[Footnote 42: September 1840.]
In a word, we consider Miss Barrett to be a woman of undoubted genius and most unusual learning; but that she has indulged her inclination for themes of sublime mystery, not certainly without displaying great power, yet at the expense of that clearness, truth, and proportion, which are essential to beauty; and has most unfortunately fallen into the trammels of a school or manner of writing, which, of all that ever existed—Lycophron, Lucan, and Gongora not forgotten—is most open to the charge of being vitiis imitabile exemplar.
So much for the reception of ‘The Seraphim’ volume by the outside world. The letters show how it appeared to the authoress herself.
The first of them deserves a word of special notice, because it is likewise the first in these volumes addressed to Miss Mary Russell Mitford, whose name holds a high and honourable place in the roll of Miss Barrett’s friends. Her own account of the beginning of the friendship should be quoted in any record of Mrs. Browning’s life.

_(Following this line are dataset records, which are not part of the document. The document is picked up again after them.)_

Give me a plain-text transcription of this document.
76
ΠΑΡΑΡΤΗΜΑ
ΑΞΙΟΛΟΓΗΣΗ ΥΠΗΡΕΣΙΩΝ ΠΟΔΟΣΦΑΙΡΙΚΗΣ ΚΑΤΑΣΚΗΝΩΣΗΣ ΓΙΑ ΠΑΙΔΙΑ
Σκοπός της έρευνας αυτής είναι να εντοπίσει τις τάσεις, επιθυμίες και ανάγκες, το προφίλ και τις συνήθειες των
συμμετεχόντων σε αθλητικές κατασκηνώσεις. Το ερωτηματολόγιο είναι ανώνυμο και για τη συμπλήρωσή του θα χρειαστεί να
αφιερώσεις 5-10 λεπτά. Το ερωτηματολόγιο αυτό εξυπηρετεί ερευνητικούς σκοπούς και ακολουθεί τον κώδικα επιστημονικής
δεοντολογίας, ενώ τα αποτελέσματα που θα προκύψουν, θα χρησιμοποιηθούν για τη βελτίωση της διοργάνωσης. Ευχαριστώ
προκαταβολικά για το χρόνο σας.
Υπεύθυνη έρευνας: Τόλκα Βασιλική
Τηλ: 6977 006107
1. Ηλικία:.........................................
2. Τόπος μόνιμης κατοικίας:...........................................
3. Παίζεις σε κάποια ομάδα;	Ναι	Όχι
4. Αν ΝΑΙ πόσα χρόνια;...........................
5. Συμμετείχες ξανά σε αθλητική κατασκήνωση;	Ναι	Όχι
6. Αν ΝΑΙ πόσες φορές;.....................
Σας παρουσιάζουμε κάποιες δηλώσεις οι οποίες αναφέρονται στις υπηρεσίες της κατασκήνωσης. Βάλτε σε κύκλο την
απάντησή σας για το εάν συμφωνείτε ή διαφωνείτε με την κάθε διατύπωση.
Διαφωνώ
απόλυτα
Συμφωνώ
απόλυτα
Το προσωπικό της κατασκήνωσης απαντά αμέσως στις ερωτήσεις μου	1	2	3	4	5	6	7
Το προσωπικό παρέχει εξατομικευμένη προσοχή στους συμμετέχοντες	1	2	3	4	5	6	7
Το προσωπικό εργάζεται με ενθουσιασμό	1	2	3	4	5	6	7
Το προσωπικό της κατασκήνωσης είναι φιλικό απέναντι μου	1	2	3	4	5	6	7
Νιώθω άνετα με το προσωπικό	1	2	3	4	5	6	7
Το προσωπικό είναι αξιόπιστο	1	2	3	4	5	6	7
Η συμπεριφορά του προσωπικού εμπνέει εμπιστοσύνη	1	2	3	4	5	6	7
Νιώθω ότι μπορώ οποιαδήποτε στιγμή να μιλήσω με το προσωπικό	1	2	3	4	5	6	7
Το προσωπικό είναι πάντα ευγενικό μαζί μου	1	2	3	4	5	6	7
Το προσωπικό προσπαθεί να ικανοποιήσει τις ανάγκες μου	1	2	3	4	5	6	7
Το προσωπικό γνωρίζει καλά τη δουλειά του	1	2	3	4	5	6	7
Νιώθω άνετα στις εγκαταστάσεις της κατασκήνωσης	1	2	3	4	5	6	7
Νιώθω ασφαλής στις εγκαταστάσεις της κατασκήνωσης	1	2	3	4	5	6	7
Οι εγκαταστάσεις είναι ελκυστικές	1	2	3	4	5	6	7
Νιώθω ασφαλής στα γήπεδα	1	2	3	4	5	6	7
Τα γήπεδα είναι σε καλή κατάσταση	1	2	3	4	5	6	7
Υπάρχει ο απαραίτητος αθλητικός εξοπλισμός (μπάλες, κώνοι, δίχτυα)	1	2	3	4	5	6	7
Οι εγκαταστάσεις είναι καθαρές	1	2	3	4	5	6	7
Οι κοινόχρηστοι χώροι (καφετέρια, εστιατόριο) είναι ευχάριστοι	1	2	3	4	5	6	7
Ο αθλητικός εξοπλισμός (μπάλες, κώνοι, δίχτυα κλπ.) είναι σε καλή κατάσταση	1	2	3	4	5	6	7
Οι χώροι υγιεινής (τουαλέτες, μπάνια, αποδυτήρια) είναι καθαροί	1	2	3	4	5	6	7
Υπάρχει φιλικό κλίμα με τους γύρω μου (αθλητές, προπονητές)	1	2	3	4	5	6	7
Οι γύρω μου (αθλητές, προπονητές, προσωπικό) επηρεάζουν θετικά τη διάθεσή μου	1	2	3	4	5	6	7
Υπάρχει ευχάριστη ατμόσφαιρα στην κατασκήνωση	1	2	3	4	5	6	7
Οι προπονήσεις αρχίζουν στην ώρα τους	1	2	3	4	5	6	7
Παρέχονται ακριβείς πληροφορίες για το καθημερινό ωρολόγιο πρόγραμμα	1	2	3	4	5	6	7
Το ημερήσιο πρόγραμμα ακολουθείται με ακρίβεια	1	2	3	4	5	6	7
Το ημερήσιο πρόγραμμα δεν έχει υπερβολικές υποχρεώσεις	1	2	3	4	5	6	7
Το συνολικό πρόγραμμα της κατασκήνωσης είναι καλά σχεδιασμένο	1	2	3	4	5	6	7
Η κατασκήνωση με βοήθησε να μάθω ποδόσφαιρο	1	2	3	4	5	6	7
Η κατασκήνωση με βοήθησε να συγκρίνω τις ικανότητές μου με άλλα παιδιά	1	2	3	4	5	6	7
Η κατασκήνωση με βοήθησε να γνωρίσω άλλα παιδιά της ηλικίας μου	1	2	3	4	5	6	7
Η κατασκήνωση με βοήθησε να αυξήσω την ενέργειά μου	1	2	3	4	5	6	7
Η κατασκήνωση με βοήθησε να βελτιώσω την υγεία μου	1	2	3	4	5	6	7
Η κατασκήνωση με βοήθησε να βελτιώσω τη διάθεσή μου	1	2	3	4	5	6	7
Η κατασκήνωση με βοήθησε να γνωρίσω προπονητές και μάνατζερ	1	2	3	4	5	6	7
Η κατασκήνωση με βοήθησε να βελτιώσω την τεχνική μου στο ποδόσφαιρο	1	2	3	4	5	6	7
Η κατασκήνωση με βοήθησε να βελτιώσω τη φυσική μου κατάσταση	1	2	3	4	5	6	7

’My first acquaintance with Elizabeth Barrett commenced about fifteen years ago.[43] She was certainly one of the most interesting persons that I had ever seen. Everybody who then saw her said the same; so that it is not merely the impression of my partiality or my enthusiasm. Of a slight, delicate figure, with a shower of dark curls falling on either side of a most expressive face, large tender eyes, richly fringed by dark eyelashes, a smile like a sunbeam, and such a look of youthfulness that I had some difficulty in persuading a friend, in whose carriage we went together to Chiswick, that the translatress of the “Prometheus” of Aeschylus, the authoress of the “Essay on Mind,” was old enough to be introduced into company, in technical language, was ‘out.’ Through the kindness of another invaluable friend,[44] to whom I owe many obligations, but none so great as this, I saw much of her during my stay in town. We met so constantly and so familiarly that, in spite of the difference of age,[45] intimacy ripened into friendship, and after my return into the country we corresponded freely and frequently, her letters being just what letters ought to be—her own talk put upon paper.’[46]
[Footnote 43: This was written about the end of 1851.]
[Footnote 44: Probably John Kenyon, whom Miss Mitford elsewhere calls ‘the pleasantest man in London;’ he, on his side, said of Miss Mitford that ‘she was better and stronger than any of her books.’]
[Footnote 45: Nineteen years, Miss Mitford having been born in 1787.]
[Footnote 46: Recollections of a Literary Life, by Mary Russell Mitford, p. 155 (1859).]
Miss Barrett’s letters show how warmly she returned this feeling of friendship, which lasted until Miss Mitford’s death in 1855. Of the earlier letters many must have disappeared: for it is evident from Miss Mitford’s just quoted words, and also from many references in her published correspondence, that they were in constant communication during these years of Miss Barrett’s life in London. After her marriage, however, the extant letters are far more frequent, and will be found to fill a considerable place in the later pages of this work.